There's nothing simple about climate, your understanding of it is simplistic.
Greenhouse gases have the effect you describe in greenhouses, hence the name. Earth is about a gazillion orders of magnitude more complicated than a tiny isolated volume.
But that doesn't change a very simple fact: More CO2 = more trapped heat. And there's no world where trapping more heat leads to anything but increased global temperatures.

You are right that trying to determine what higher global temperatures will look like at a local level is, frankly, a waste of time and effort.

Earth's climate depends on hundreds of variables which also depend on each other in wildly nonlinear ways, so isolating the effect of one of them (e.g. CO2) is absolutely impossible. Attempts to dumb this unfathomable complexity down to some neat dependency between CO2 and temperatures are preposterous.
*If* multiple of those variables were changing by statistically significant amounts at the same time, then you would have a point. But with CO2 over 25% higher then pre-industrial levels and most everything else remaining more or less statistically insignificant, we can isolate to a reasonable degree the effect CO2 has on climate.
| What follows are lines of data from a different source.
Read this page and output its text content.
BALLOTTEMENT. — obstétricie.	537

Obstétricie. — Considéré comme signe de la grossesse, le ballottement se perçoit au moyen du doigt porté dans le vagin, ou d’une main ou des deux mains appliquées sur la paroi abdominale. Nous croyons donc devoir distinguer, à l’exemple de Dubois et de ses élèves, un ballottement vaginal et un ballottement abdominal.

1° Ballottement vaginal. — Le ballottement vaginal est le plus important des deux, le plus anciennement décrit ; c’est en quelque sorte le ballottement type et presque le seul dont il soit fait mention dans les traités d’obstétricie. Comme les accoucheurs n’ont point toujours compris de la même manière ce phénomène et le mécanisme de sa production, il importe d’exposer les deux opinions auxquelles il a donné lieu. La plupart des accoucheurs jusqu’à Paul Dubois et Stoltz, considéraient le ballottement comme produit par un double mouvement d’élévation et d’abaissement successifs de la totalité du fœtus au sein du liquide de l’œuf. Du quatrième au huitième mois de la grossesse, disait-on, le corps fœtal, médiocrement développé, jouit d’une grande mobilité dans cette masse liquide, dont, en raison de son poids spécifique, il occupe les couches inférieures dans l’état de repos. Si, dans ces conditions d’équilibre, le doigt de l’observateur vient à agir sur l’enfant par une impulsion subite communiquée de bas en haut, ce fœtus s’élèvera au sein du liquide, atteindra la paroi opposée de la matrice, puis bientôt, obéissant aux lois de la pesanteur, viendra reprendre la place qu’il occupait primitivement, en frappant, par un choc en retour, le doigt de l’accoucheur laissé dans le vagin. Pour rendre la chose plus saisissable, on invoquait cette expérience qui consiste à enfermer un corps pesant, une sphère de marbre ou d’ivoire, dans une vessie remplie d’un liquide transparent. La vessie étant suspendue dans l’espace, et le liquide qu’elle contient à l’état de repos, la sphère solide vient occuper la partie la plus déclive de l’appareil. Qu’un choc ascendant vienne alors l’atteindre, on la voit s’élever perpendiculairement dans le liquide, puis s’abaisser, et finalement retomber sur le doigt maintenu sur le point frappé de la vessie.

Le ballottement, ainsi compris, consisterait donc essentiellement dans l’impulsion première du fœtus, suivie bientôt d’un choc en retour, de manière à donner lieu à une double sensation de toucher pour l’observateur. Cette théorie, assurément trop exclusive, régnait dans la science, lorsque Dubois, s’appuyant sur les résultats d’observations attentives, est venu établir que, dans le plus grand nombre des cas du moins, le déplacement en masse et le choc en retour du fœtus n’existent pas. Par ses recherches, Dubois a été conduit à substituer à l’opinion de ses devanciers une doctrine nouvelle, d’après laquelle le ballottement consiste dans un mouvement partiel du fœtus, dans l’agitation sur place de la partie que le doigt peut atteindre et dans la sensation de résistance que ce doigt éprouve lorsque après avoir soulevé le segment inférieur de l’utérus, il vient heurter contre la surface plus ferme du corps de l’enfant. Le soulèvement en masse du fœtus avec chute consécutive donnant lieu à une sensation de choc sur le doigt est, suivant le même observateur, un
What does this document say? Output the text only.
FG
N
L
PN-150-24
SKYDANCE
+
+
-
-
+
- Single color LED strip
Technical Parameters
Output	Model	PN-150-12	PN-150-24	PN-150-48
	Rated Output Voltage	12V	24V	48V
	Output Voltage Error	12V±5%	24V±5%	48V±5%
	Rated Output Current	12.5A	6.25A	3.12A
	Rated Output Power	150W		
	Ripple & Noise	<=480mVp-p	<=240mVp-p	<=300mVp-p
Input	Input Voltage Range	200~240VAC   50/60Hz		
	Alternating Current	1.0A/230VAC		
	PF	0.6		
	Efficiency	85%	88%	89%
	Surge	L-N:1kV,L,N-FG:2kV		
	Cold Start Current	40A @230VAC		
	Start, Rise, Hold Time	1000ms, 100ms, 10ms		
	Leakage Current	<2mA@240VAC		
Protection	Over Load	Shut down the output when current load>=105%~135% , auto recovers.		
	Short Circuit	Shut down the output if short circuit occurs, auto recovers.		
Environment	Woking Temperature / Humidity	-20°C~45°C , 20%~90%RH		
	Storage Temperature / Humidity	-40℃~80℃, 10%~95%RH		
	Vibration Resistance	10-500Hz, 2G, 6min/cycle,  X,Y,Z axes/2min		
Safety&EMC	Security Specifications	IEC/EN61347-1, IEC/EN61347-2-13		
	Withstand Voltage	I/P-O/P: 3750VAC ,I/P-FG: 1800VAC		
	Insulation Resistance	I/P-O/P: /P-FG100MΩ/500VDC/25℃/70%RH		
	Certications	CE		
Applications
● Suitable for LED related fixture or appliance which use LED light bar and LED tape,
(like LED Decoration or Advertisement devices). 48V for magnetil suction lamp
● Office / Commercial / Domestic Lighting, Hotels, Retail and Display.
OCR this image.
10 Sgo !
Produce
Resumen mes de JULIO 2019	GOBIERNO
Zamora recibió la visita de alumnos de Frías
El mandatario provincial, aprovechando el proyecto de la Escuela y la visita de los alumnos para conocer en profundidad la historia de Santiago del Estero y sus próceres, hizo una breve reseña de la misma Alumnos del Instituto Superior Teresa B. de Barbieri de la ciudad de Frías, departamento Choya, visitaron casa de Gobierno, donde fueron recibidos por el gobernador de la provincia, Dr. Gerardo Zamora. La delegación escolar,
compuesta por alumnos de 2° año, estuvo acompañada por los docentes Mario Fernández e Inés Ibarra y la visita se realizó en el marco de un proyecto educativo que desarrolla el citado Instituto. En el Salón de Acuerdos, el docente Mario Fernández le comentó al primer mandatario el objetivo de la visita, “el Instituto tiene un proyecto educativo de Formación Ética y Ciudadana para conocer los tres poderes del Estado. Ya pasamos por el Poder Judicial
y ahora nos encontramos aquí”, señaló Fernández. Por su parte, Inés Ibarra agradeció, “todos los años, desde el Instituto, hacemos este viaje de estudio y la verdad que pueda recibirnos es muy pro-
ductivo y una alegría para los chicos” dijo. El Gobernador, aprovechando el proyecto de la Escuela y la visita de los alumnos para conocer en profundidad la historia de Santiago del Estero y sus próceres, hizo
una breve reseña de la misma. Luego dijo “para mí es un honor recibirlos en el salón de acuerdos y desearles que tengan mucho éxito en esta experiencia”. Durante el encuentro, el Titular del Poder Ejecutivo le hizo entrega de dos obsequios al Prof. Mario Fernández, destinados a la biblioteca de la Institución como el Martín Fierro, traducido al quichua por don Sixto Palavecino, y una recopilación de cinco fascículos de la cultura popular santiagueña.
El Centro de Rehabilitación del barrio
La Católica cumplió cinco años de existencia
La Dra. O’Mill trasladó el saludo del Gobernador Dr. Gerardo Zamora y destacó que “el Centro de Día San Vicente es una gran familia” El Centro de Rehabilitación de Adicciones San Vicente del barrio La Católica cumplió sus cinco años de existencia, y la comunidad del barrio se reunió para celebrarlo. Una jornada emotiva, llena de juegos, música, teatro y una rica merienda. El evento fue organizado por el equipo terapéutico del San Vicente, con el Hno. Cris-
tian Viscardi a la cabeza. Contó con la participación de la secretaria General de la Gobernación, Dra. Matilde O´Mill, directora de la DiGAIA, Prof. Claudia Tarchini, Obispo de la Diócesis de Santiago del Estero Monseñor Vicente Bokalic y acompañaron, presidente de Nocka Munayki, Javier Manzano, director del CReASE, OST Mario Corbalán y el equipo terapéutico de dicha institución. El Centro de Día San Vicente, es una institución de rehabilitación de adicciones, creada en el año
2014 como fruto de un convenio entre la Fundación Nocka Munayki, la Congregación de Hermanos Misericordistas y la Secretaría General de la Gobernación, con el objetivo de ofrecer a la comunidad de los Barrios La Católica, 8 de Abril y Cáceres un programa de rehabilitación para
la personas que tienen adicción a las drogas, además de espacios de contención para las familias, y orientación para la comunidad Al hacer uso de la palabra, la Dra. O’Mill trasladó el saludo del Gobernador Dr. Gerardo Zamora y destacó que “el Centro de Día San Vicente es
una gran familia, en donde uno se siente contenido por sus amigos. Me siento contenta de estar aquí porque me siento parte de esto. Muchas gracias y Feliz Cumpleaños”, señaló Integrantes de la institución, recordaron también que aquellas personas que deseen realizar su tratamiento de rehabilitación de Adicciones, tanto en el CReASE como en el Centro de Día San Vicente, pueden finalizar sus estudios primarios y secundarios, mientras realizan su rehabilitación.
You are right that even in this best case you aren't going to get a linear correlation, because of noise and just general uncertainty. But again: That doesn't change the very simple fact that more CO2 leads to more trapped heat.
 
In the 1950's scientists understood how emissions would effect the atmosphere. Everything that was said then is true now, and everything is happening exactly as predicted by scientists since way back then. As slowly and as surely as they predicted.

People like to deny it because it messes with their money. The irony is they can deny it until they die of old age, but the real problem doesn't start this decade, or next... it's in 50 years. By then there's nothing we can do. We're fk'd.

But really there's already nothing we can do, the major polluters are out of all our control anyway and there's 8 billion people who want everything...

Enjoy the ride, try not to choke or burn on the way down.